Budgets for state-owned enterprises (SOEs) were increased over 11-fold, from IDR 5 trillion to IDR 61 trillion (USD 0.4 billion to USD 4.5 billion). This “capital injection” was designated to investments in infrastructure in five main areas: infrastructure and connectivity; food sovereignty; economic autonomy; maritime; and security and defence. This included distributions to SOEs responsible for air services, sea transport, construction, housing, plantations, agriculture, fisheries, shipping, mining, rail, tourism and ports.

Finally, the revised budget saw a 2.8 per cent increase in transfers to regions and villages, from IDR 647 trillion to IDR 665 trillion (USD 4.8 billion to USD 4.9 billion). Some of these funds were tied to special projects determined by the government, including food sovereignty, traditional local markets, regional connectivity and health services; while some funds were to have their exact use determined by local authorities according to local need.

Evaluating the Reforms

It is difficult to determine the exact impacts of Indonesia’s reallocation because much of it takes the form of investments that will take years to yield their full benefits.

A preliminary analysis of the budgetary reallocation, however, found that it scored well in three areas. First, the budget was well aligned with the needs that have been identified in Indonesia’s medium-term development plan. Second, the reallocation was projected to boost the economy and jobs, as most of the sectors that received increased funds are associated with higher economic growth and rates of employment than fuel subsidies. Third, the budget was judged to be much less vulnerable to fiscal risk following the reform, largely because smaller fuel subsidies made the budget less prone to unpredictable variation as a result of world oil price fluctuations and currency changes.

The study was conducted before data was published on actual budgetary expenditure in 2015, so it remains to be seen how well planning has been followed through by implementation.

What Could Be Done Better?

The research team, with support from the Asia Foundation, conducted interviews to collect opinions from Indonesian civil society organizations (CSOs) that specialize in government expenditure and government officials.
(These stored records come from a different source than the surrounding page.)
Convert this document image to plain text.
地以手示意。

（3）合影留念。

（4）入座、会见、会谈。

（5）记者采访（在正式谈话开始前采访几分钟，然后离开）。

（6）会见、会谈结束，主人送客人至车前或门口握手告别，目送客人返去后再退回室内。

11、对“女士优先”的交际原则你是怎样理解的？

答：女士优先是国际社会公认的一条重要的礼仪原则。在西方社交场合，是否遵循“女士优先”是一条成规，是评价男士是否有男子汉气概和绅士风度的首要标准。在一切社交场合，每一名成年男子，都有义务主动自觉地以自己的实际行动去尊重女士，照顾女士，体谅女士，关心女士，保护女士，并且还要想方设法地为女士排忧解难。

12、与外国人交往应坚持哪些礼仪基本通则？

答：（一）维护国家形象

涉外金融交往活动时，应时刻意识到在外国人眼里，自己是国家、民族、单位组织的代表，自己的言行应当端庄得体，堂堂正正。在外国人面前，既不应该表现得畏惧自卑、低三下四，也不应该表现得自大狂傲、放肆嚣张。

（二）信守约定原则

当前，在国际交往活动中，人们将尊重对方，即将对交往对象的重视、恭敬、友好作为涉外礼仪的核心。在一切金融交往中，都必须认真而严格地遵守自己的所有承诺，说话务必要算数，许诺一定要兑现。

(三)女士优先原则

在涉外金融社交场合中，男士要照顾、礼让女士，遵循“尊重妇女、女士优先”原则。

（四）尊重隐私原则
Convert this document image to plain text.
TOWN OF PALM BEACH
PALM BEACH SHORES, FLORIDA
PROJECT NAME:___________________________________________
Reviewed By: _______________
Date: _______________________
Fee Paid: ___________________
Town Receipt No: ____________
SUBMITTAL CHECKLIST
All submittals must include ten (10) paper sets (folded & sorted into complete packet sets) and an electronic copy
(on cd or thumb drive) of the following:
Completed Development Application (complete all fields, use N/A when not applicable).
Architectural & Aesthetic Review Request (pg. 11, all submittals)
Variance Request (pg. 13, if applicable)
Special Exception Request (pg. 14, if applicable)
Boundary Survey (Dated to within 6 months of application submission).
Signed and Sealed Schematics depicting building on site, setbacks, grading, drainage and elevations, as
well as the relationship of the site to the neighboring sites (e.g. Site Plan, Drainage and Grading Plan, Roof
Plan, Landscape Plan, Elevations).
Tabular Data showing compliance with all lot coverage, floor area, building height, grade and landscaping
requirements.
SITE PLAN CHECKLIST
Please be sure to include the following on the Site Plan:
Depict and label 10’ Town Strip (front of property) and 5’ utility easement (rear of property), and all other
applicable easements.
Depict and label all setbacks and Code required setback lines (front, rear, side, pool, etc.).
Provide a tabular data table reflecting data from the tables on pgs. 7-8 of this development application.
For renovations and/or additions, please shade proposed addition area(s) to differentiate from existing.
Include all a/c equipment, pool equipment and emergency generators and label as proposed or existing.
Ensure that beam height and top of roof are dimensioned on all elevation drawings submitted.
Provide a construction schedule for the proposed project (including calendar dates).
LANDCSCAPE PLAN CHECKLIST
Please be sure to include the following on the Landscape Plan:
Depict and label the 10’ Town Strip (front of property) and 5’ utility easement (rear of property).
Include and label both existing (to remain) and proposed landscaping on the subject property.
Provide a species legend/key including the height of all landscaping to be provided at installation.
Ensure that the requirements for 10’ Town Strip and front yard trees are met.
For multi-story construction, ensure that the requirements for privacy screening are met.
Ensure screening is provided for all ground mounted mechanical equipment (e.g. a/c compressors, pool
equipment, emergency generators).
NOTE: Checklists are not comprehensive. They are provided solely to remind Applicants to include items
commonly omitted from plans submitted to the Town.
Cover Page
Generally, the reallocation was viewed positively: no interviewees considered the previous budget to have performed any better.

At a more discrete level, a range of viewpoints emerged. Among CSOs, the effectiveness of the capital injection to SOEs was debated. Some argued the types of infrastructure would disproportionately benefit big companies and already-affluent regions, while others had concerns about how confident the public could be in the SOEs’ use of public funds.

Energy also emerged as a topic of debate. Some interviewees argued that large investments in roads would only encourage private transport use, while others noted the distinct lack of investment in clean energy, despite the need for Indonesia to transition away from carbon-intensive energy sources, particularly amid plans to significantly expand coal power generation.

Government officials noted the need to strengthen planning and coordination, so that government agencies have the capacity that they need to make the most of additional funding.

Such issues led to recommendations that future reallocation of subsidies—such as for electricity and liquefied petroleum gas, likely to see reforms in 2016 and 2017—should involve more public consultation and dissemination, more capacity building, and greater levels of transparency and accountability to track what has been achieved.

The Big Picture

The analysis concluded that Indonesia has brought together a compelling case for what can be achieved by redirecting subsidies from wasteful consumption to investments in medium- and longer-term development. It has also suggested lessons for how future reallocations could be made more effective.

As world oil prices rise once more to levels of around USD 50 per barrel, Indonesia—along with other reforming countries around the world—must avoid public pressure to reintroduce subsidies. Tracking and explaining the benefits of a “year without subsidies” is surely one of the most compelling strategies to resist backsliding.